Dois artigos de Opinião sobre
as matérias que fazem correr rios de tinta nos jornais – o nosso caso nacional,
de imprevidência e desresponsabilização, o caso internacional de
xenofobia antiturística, mas não de afastamento do terrorismo islâmico, contrariamente
aos pressupostos xenófobos. O primeiro, de João Miguel Tavares, desempoeirado
e corajoso, condenando os demagogos do antiturismo, como, paradoxalmente, apelativos dos actos
terroristas, como foi o mais recente caso de acção terrorista em Barcelona. O segundo,
de António Barreto, síntese acusatória perfeitamente burilada em
frases ondulatórias de paralelismos e antíteses, ao seu jeito argumentativo, dos
nossos desmandos políticos e sociais, que, como sublinham os seus comentadores-detractores,
o não ilibam de responsabilidades de que o próprio António Barreto se poderia
acusar, como participante governativo que foi no atamancamento deste status a
que se chegou, após a revolução dos cravos.

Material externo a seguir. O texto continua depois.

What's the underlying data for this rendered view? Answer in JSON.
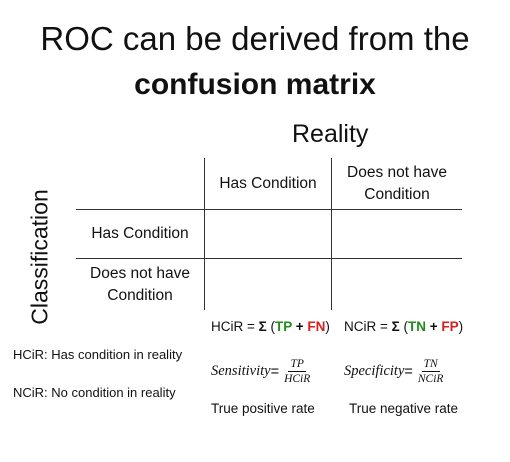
{
  "title": {
    "line1": "ROC can be derived from the",
    "line2": "confusion matrix"
  },
  "matrix": {
    "columns_heading": "Reality",
    "rows_heading": "Classification",
    "col_headers": [
      "Has Condition",
      "Does not have Condition"
    ],
    "row_headers": [
      "Has Condition",
      "Does not have Condition"
    ]
  },
  "formulas": {
    "hcir": {
      "prefix": "HCiR = ",
      "sigma": "Σ",
      "open": " (",
      "tp": "TP",
      "plus": " + ",
      "fn": "FN",
      "close": ")"
    },
    "ncir": {
      "prefix": "NCiR = ",
      "sigma": "Σ",
      "open": " (",
      "tn": "TN",
      "plus": " + ",
      "fp": "FP",
      "close": ")"
    }
  },
  "legend": {
    "hcir": "HCiR: Has condition in reality",
    "ncir": "NCiR: No condition in reality"
  },
  "measures": {
    "sensitivity": {
      "label": "Sensitivity",
      "eq": " =",
      "numerator": "TP",
      "denominator": "HCiR",
      "rate": "True positive rate"
    },
    "specificity": {
      "label": "Specificity",
      "eq": " =",
      "numerator": "TN",
      "denominator": "NCiR",
      "rate": "True negative rate"
    }
  },
  "colors": {
    "positive_term": "#1e8b1e",
    "negative_term": "#d81e1e",
    "grid": "#333333"
  }
}
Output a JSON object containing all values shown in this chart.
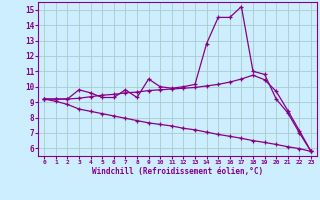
{
  "x": [
    0,
    1,
    2,
    3,
    4,
    5,
    6,
    7,
    8,
    9,
    10,
    11,
    12,
    13,
    14,
    15,
    16,
    17,
    18,
    19,
    20,
    21,
    22,
    23
  ],
  "line_zigzag": [
    9.2,
    9.2,
    9.2,
    9.8,
    9.6,
    9.3,
    9.3,
    9.8,
    9.3,
    10.5,
    10.0,
    9.9,
    10.0,
    10.15,
    12.8,
    14.5,
    14.5,
    15.2,
    11.0,
    10.8,
    9.2,
    8.3,
    7.0,
    5.8
  ],
  "line_upper": [
    9.2,
    9.2,
    9.2,
    9.25,
    9.35,
    9.45,
    9.5,
    9.6,
    9.65,
    9.75,
    9.8,
    9.85,
    9.9,
    9.95,
    10.05,
    10.15,
    10.3,
    10.5,
    10.75,
    10.45,
    9.7,
    8.45,
    7.15,
    5.8
  ],
  "line_lower": [
    9.2,
    9.05,
    8.85,
    8.55,
    8.4,
    8.25,
    8.1,
    7.95,
    7.8,
    7.65,
    7.55,
    7.45,
    7.3,
    7.2,
    7.05,
    6.9,
    6.78,
    6.65,
    6.5,
    6.38,
    6.25,
    6.1,
    5.98,
    5.8
  ],
  "color": "#880088",
  "bg_color": "#cceeff",
  "grid_color": "#aacccc",
  "xlabel": "Windchill (Refroidissement éolien,°C)",
  "xlim": [
    -0.5,
    23.5
  ],
  "ylim": [
    5.5,
    15.5
  ],
  "yticks": [
    6,
    7,
    8,
    9,
    10,
    11,
    12,
    13,
    14,
    15
  ],
  "xticks": [
    0,
    1,
    2,
    3,
    4,
    5,
    6,
    7,
    8,
    9,
    10,
    11,
    12,
    13,
    14,
    15,
    16,
    17,
    18,
    19,
    20,
    21,
    22,
    23
  ]
}
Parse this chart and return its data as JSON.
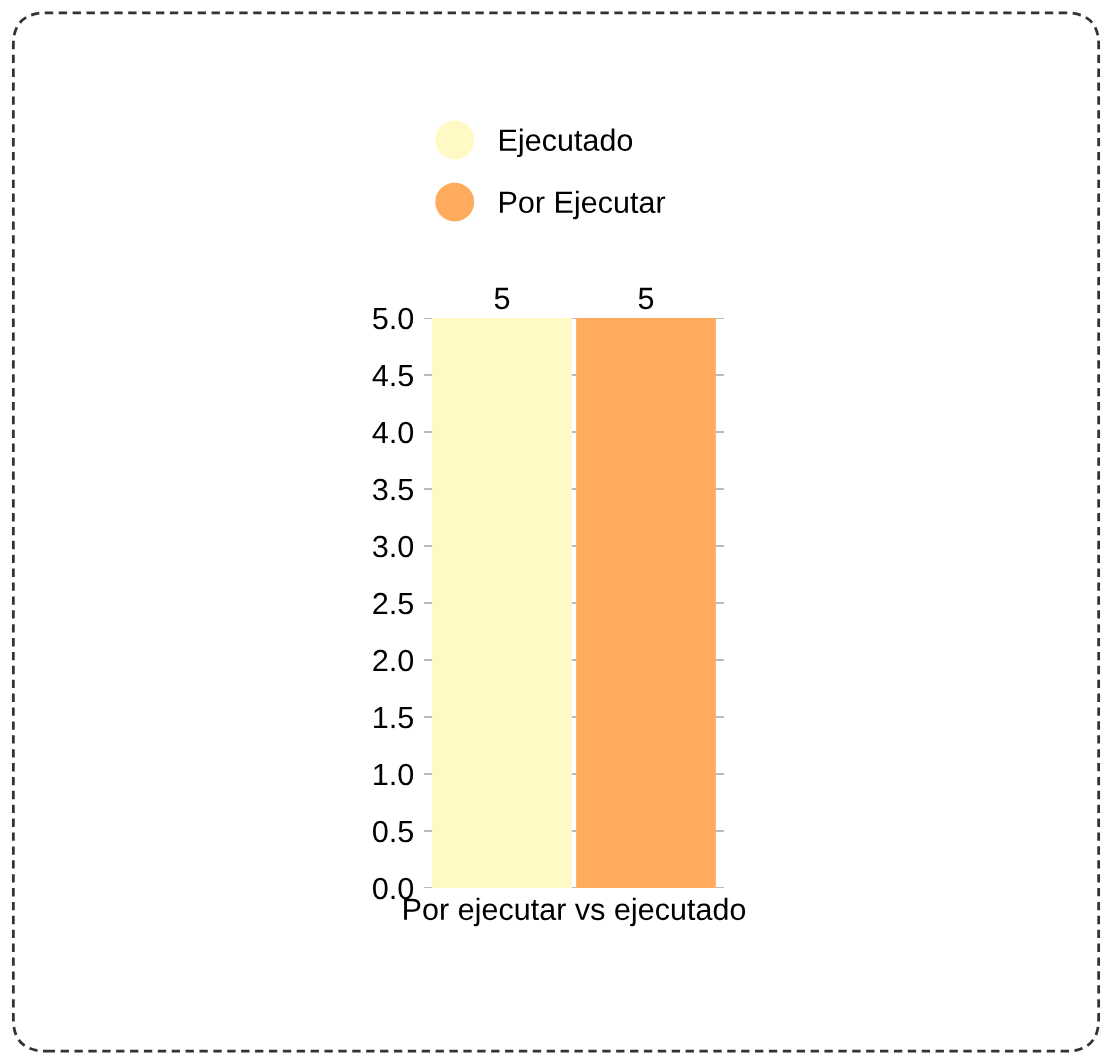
{
  "chart_data": {
    "type": "bar",
    "categories": [
      "Por ejecutar vs ejecutado"
    ],
    "series": [
      {
        "name": "Ejecutado",
        "color": "#fffac5",
        "values": [
          5
        ]
      },
      {
        "name": "Por Ejecutar",
        "color": "#ffab5e",
        "values": [
          5
        ]
      }
    ],
    "ylim": [
      0,
      5
    ],
    "yticks": [
      {
        "value": 0,
        "label": "0.0"
      },
      {
        "value": 0.5,
        "label": "0.5"
      },
      {
        "value": 1,
        "label": "1.0"
      },
      {
        "value": 1.5,
        "label": "1.5"
      },
      {
        "value": 2,
        "label": "2.0"
      },
      {
        "value": 2.5,
        "label": "2.5"
      },
      {
        "value": 3,
        "label": "3.0"
      },
      {
        "value": 3.5,
        "label": "3.5"
      },
      {
        "value": 4,
        "label": "4.0"
      },
      {
        "value": 4.5,
        "label": "4.5"
      },
      {
        "value": 5,
        "label": "5.0"
      }
    ],
    "grid": "y",
    "legend": "top",
    "data_labels": true
  }
}
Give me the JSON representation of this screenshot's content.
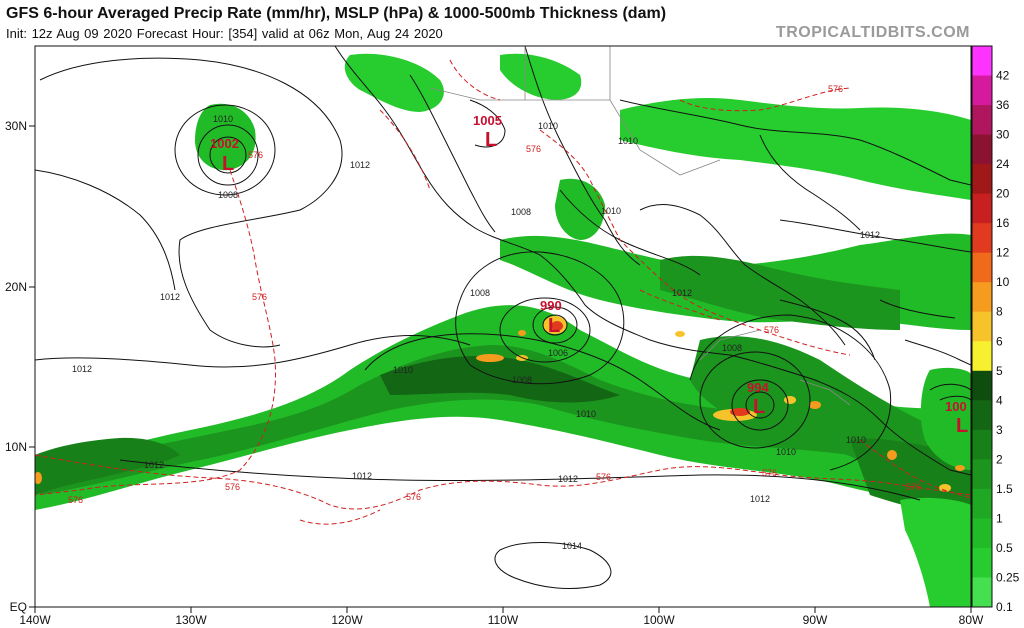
{
  "header": {
    "title": "GFS 6-hour Averaged Precip Rate (mm/hr), MSLP (hPa) & 1000-500mb Thickness (dam)",
    "subtitle": "Init: 12z Aug 09 2020   Forecast Hour: [354]   valid at 06z Mon, Aug 24 2020",
    "brand": "TROPICALTIDBITS.COM"
  },
  "axes": {
    "lon_labels": [
      "140W",
      "130W",
      "120W",
      "110W",
      "100W",
      "90W",
      "80W"
    ],
    "lat_labels": [
      "30N",
      "20N",
      "10N",
      "EQ"
    ]
  },
  "colorbar": {
    "labels": [
      "42",
      "36",
      "30",
      "24",
      "20",
      "16",
      "12",
      "10",
      "8",
      "6",
      "5",
      "4",
      "3",
      "2",
      "1.5",
      "1",
      "0.5",
      "0.25",
      "0.1"
    ],
    "colors": [
      "#ff33ff",
      "#d61a9e",
      "#b0165e",
      "#8b1230",
      "#a01818",
      "#c82020",
      "#e23a1e",
      "#f06a1c",
      "#f59b1e",
      "#f7c32a",
      "#f7f02e",
      "#0f4d0f",
      "#136614",
      "#188018",
      "#1c951e",
      "#1fa823",
      "#22bb28",
      "#27cc2e",
      "#44e050"
    ]
  },
  "pressure_labels": [
    "1010",
    "1012",
    "1008",
    "1012",
    "1012",
    "1010",
    "1010",
    "1008",
    "1008",
    "1006",
    "1010",
    "1008",
    "1012",
    "1010",
    "1010",
    "1012",
    "1014",
    "1012",
    "1008",
    "1012",
    "1010",
    "1010",
    "1012",
    "1012"
  ],
  "thickness_labels": [
    "576",
    "576",
    "576",
    "576",
    "576",
    "576",
    "576",
    "576",
    "576",
    "576",
    "576"
  ],
  "lows": [
    {
      "value": "1002",
      "symbol": "L"
    },
    {
      "value": "1005",
      "symbol": "L"
    },
    {
      "value": "990",
      "symbol": "L"
    },
    {
      "value": "994",
      "symbol": "L"
    },
    {
      "value": "100",
      "symbol": "L"
    }
  ]
}
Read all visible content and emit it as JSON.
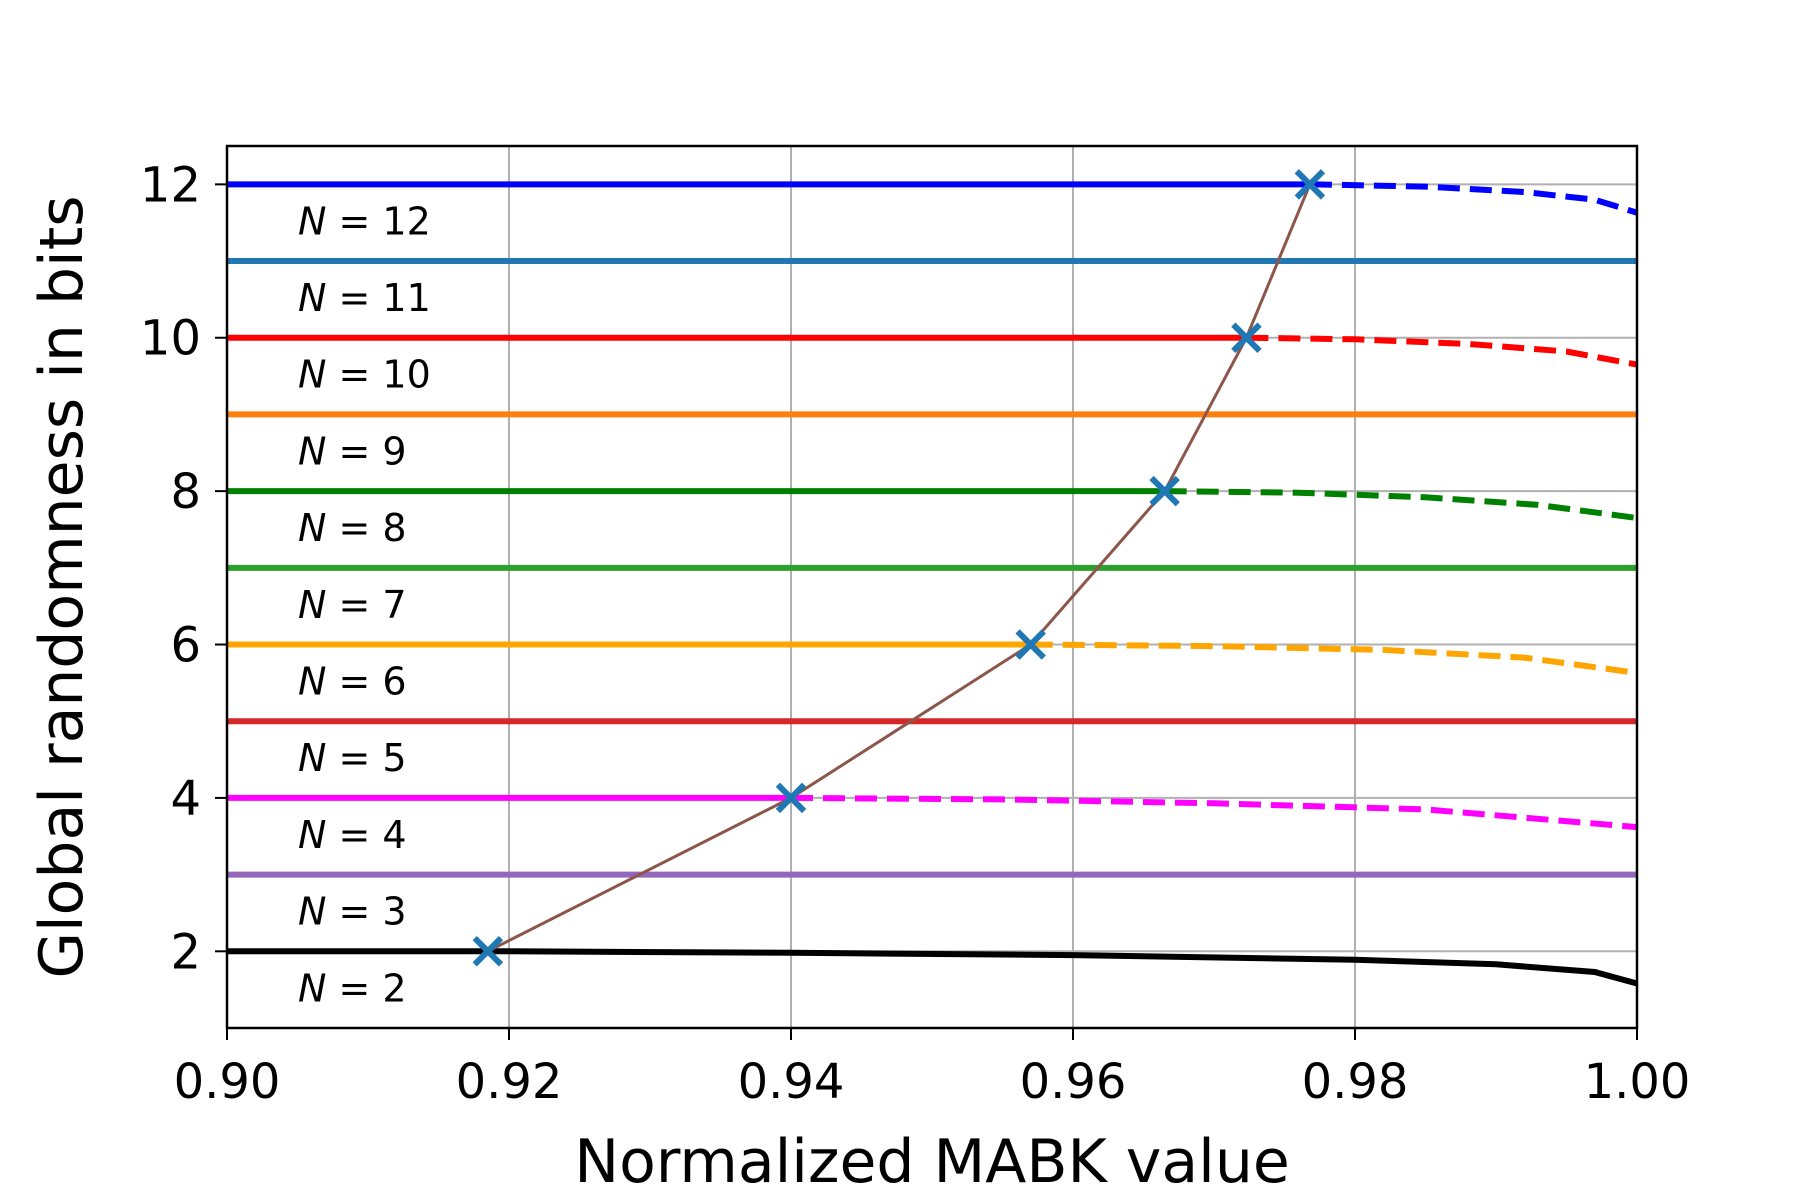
{
  "chart_data": {
    "type": "line",
    "xlabel": "Normalized MABK value",
    "ylabel": "Global randomness in bits",
    "xlim": [
      0.9,
      1.0
    ],
    "ylim": [
      1.0,
      12.5
    ],
    "x_ticks": [
      "0.90",
      "0.92",
      "0.94",
      "0.96",
      "0.98",
      "1.00"
    ],
    "y_ticks": [
      "2",
      "4",
      "6",
      "8",
      "10",
      "12"
    ],
    "grid": true,
    "constant_lines": [
      {
        "n": 12,
        "y": 12,
        "color": "#0000ff",
        "label": "N = 12"
      },
      {
        "n": 11,
        "y": 11,
        "color": "#1f77b4",
        "label": "N = 11"
      },
      {
        "n": 10,
        "y": 10,
        "color": "#ff0000",
        "label": "N = 10"
      },
      {
        "n": 9,
        "y": 9,
        "color": "#ff7f0e",
        "label": "N = 9"
      },
      {
        "n": 8,
        "y": 8,
        "color": "#008000",
        "label": "N = 8"
      },
      {
        "n": 7,
        "y": 7,
        "color": "#2ca02c",
        "label": "N = 7"
      },
      {
        "n": 6,
        "y": 6,
        "color": "#ffa500",
        "label": "N = 6"
      },
      {
        "n": 5,
        "y": 5,
        "color": "#d62728",
        "label": "N = 5"
      },
      {
        "n": 4,
        "y": 4,
        "color": "#ff00ff",
        "label": "N = 4"
      },
      {
        "n": 3,
        "y": 3,
        "color": "#9467bd",
        "label": "N = 3"
      },
      {
        "n": 2,
        "y": 2,
        "color": "#000000",
        "label": "N = 2"
      }
    ],
    "dashed_curves": [
      {
        "n": 12,
        "color": "#0000ff",
        "x": [
          0.9768,
          0.985,
          0.992,
          0.997,
          1.0
        ],
        "y": [
          12.0,
          11.97,
          11.9,
          11.8,
          11.63
        ]
      },
      {
        "n": 10,
        "color": "#ff0000",
        "x": [
          0.9723,
          0.98,
          0.988,
          0.995,
          1.0
        ],
        "y": [
          10.0,
          9.98,
          9.92,
          9.82,
          9.65
        ]
      },
      {
        "n": 8,
        "color": "#008000",
        "x": [
          0.9665,
          0.976,
          0.985,
          0.993,
          1.0
        ],
        "y": [
          8.0,
          7.98,
          7.92,
          7.82,
          7.65
        ]
      },
      {
        "n": 6,
        "color": "#ffa500",
        "x": [
          0.957,
          0.97,
          0.982,
          0.992,
          1.0
        ],
        "y": [
          6.0,
          5.98,
          5.93,
          5.83,
          5.63
        ]
      },
      {
        "n": 4,
        "color": "#ff00ff",
        "x": [
          0.94,
          0.955,
          0.97,
          0.985,
          1.0
        ],
        "y": [
          4.0,
          3.98,
          3.93,
          3.85,
          3.62
        ]
      }
    ],
    "n2_curve": {
      "color": "#000000",
      "x": [
        0.9,
        0.92,
        0.94,
        0.96,
        0.98,
        0.99,
        0.997,
        1.0
      ],
      "y": [
        2.0,
        2.0,
        1.98,
        1.95,
        1.89,
        1.83,
        1.73,
        1.58
      ]
    },
    "threshold_curve": {
      "color": "#8c564b",
      "marker_color": "#1f77b4",
      "marker": "x",
      "x": [
        0.9185,
        0.94,
        0.957,
        0.9665,
        0.9723,
        0.9768
      ],
      "y": [
        2,
        4,
        6,
        8,
        10,
        12
      ]
    }
  }
}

De todas as observações, o que
mais nos aflige na nossa euforia pelo aumento do turismo por cá, como factor
económico e talvez também cultural, são as razões que aponta J.M.T. sobre esse
aumento, não proveniente de autenticidade qualitativa das nossas estruturas
turísticas - pese embora as tentativas de aliciamento realizadas, no que toca,
sobretudo, às comezainas - mas do receio generalizado do terrorismo islâmico,
que, por enquanto, tem poupado o nosso país, mas cuja inércia cultural leva,
naturalmente, ao repúdio, apesar da tranquilidade, e que as greves dos
transportes, nos momentos-chave de partida e chegada turística, igualmente lesam
– ou antes, lesionam. Por isso os países dos milhões de turistas continuam a
ser os da vida cultural intensa, apesar do
terrorismo, e J.M.T. faz deles parte, com a família, abandonando o
nosso aos rezingões encartados como A. B, que tanto nos apraz ler.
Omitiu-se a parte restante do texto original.